The Theorem of Symmetrical Components states that given an unsymmetric set of N phasors, it can be represented by the sum of N symmetrical sets of phasors. This is very useful in fault analysis of power systems. It is really easy to solve circuits that are symmetric, but really hard to solve unsymmetric circuits. Symmetrical componenents allows us to solve unsymmetric circuits (like a faulted 3-phase circuit) by allowing us to analyze each of the symmetrical sets individually.
There are two versions of the same code:
- Symmetrical_Components.py (only the 3-phase case and code written poorly)
- General_symmetrical_components.py (works for any phase and also written well)
When I first started this project I only tried to see if I could do the three phase case, because almost all power systems use three phases. I was inspired after reading this old set of iowa state EE 457 notes
A realistic example is a line-to-ground fault on the power system. this would mean that one of the phase voltages would go to 0, the system below shows how these 2 symmetric sets, and 1 unsymmetric but equal set form our original system.

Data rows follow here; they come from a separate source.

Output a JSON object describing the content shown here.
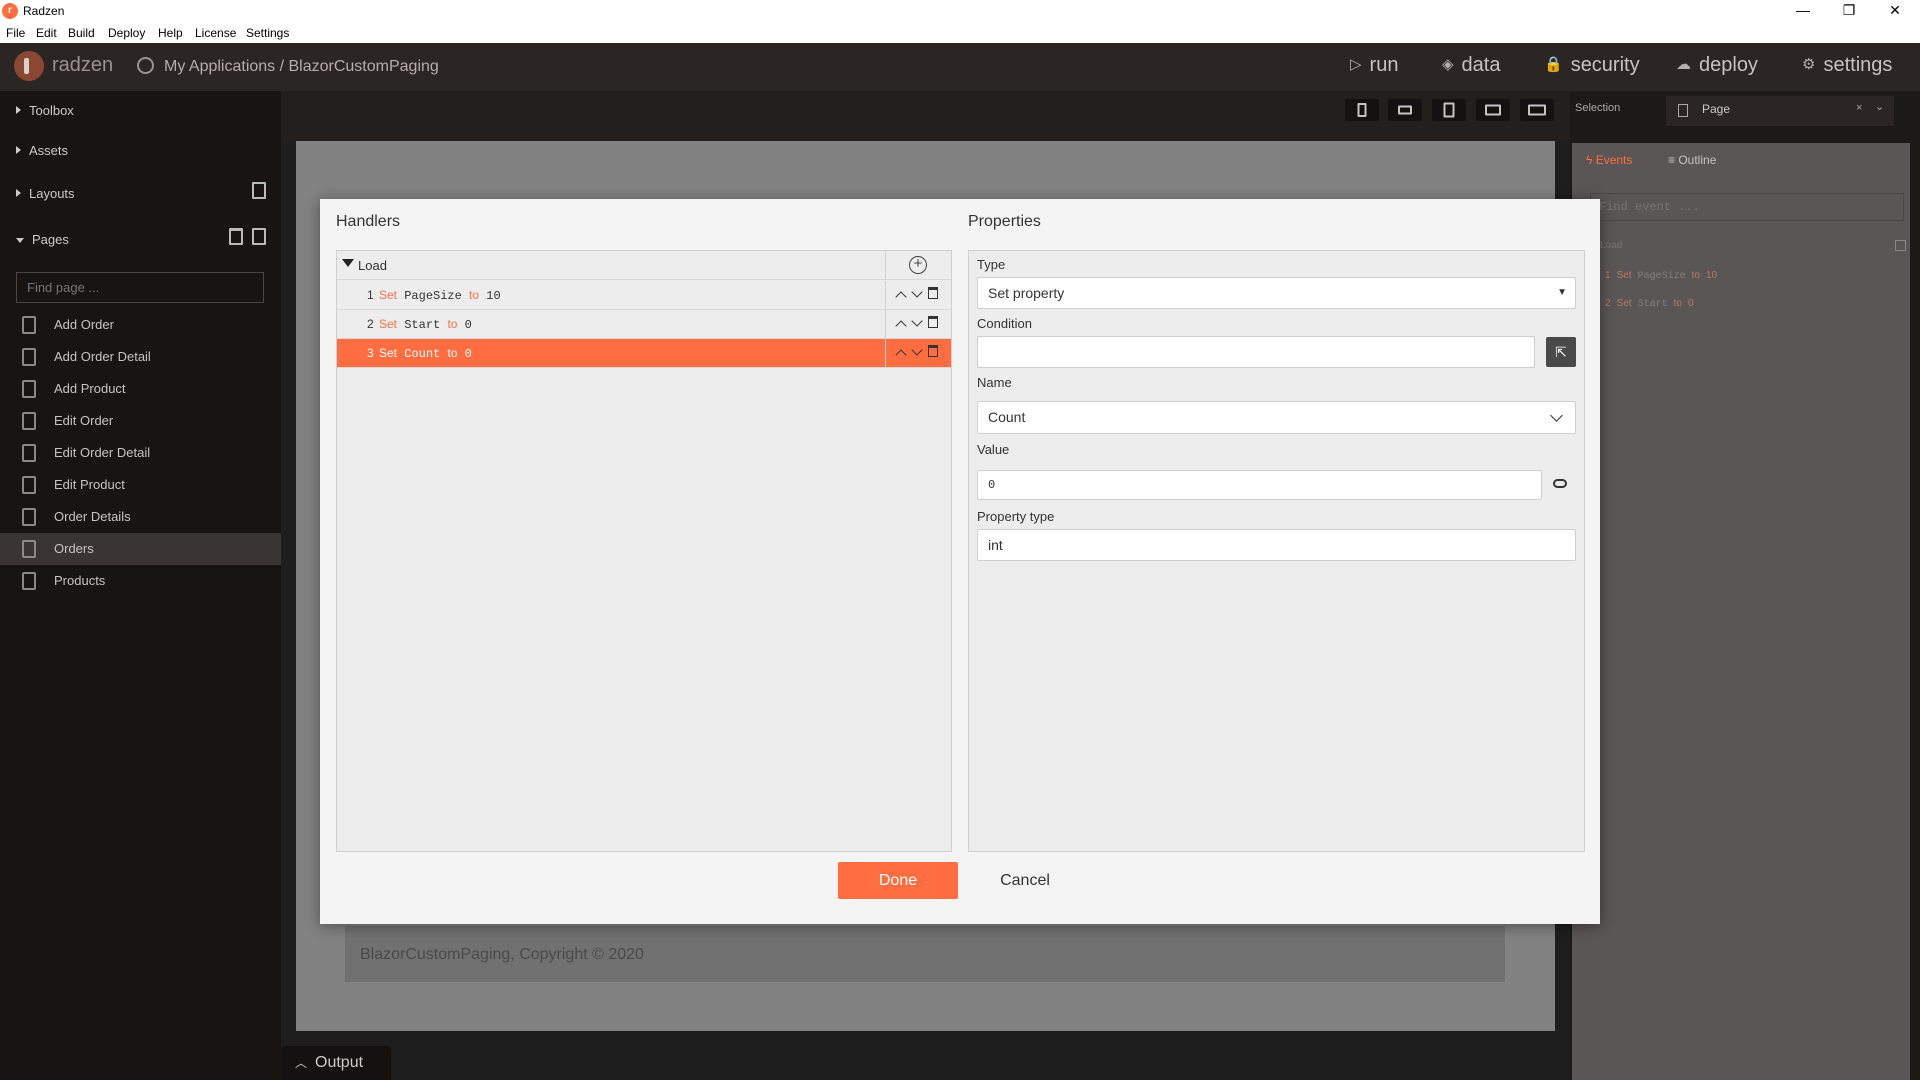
{
  "window": {
    "title": "Radzen",
    "logo_char": "r",
    "controls": {
      "minimize": "—",
      "maximize": "❐",
      "close": "✕"
    }
  },
  "menu": [
    "File",
    "Edit",
    "Build",
    "Deploy",
    "Help",
    "License",
    "Settings"
  ],
  "header": {
    "brand": "radzen",
    "breadcrumb": "My Applications / BlazorCustomPaging",
    "nav": [
      {
        "label": "run",
        "icon": "play-icon",
        "glyph": "▷"
      },
      {
        "label": "data",
        "icon": "layers-icon",
        "glyph": "◈"
      },
      {
        "label": "security",
        "icon": "lock-icon",
        "glyph": "🔒"
      },
      {
        "label": "deploy",
        "icon": "cloud-upload-icon",
        "glyph": "☁"
      },
      {
        "label": "settings",
        "icon": "gear-icon",
        "glyph": "⚙"
      }
    ]
  },
  "sidebar": {
    "sections": [
      "Toolbox",
      "Assets",
      "Layouts",
      "Pages"
    ],
    "find_placeholder": "Find page ...",
    "pages": [
      "Add Order",
      "Add Order Detail",
      "Add Product",
      "Edit Order",
      "Edit Order Detail",
      "Edit Product",
      "Order Details",
      "Orders",
      "Products"
    ],
    "active_page": "Orders"
  },
  "canvas": {
    "footer_text": "BlazorCustomPaging, Copyright © 2020",
    "output_label": "Output"
  },
  "right_panel": {
    "selection_label": "Selection",
    "selection_value": "Page",
    "tabs": {
      "events": "Events",
      "outline": "Outline"
    },
    "find_placeholder": "Find event ...",
    "event_name": "Load",
    "items": [
      {
        "num": "1",
        "action": "Set",
        "name": "PageSize",
        "to": "to",
        "value": "10"
      },
      {
        "num": "2",
        "action": "Set",
        "name": "Start",
        "to": "to",
        "value": "0"
      }
    ]
  },
  "dialog": {
    "handlers_title": "Handlers",
    "properties_title": "Properties",
    "event": "Load",
    "handlers": [
      {
        "num": "1",
        "action": "Set",
        "name": "PageSize",
        "to": "to",
        "value": "10"
      },
      {
        "num": "2",
        "action": "Set",
        "name": "Start",
        "to": "to",
        "value": "0"
      },
      {
        "num": "3",
        "action": "Set",
        "name": "Count",
        "to": "to",
        "value": "0"
      }
    ],
    "selected_handler": 3,
    "properties": {
      "type_label": "Type",
      "type_value": "Set property",
      "condition_label": "Condition",
      "condition_value": "",
      "name_label": "Name",
      "name_value": "Count",
      "value_label": "Value",
      "value_value": "0",
      "property_type_label": "Property type",
      "property_type_value": "int"
    },
    "done_label": "Done",
    "cancel_label": "Cancel"
  },
  "colors": {
    "accent": "#ff6d41",
    "header_bg": "#2b2523",
    "sidebar_bg": "#181412"
  }
}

After I was able to get the three phase case, I wondered if I would be to recreate this for every case. The idea was to first ask the user how many phases they would want to enter, and it would show the phasors they entered broked down into N symmetric sets. This is largely impractical because there are not any 4-phase, 5-phase, 6-phase power systems but I was really intrigued how these graphs would look after I saw how cool the looked for the three phase case. I couldn't find anyone else who made something similiar to this so I had to a lot of research on how I would extend this concept, Thanks to wikipedia I found that higher order symmetrical components are just Discrete fourier transforms.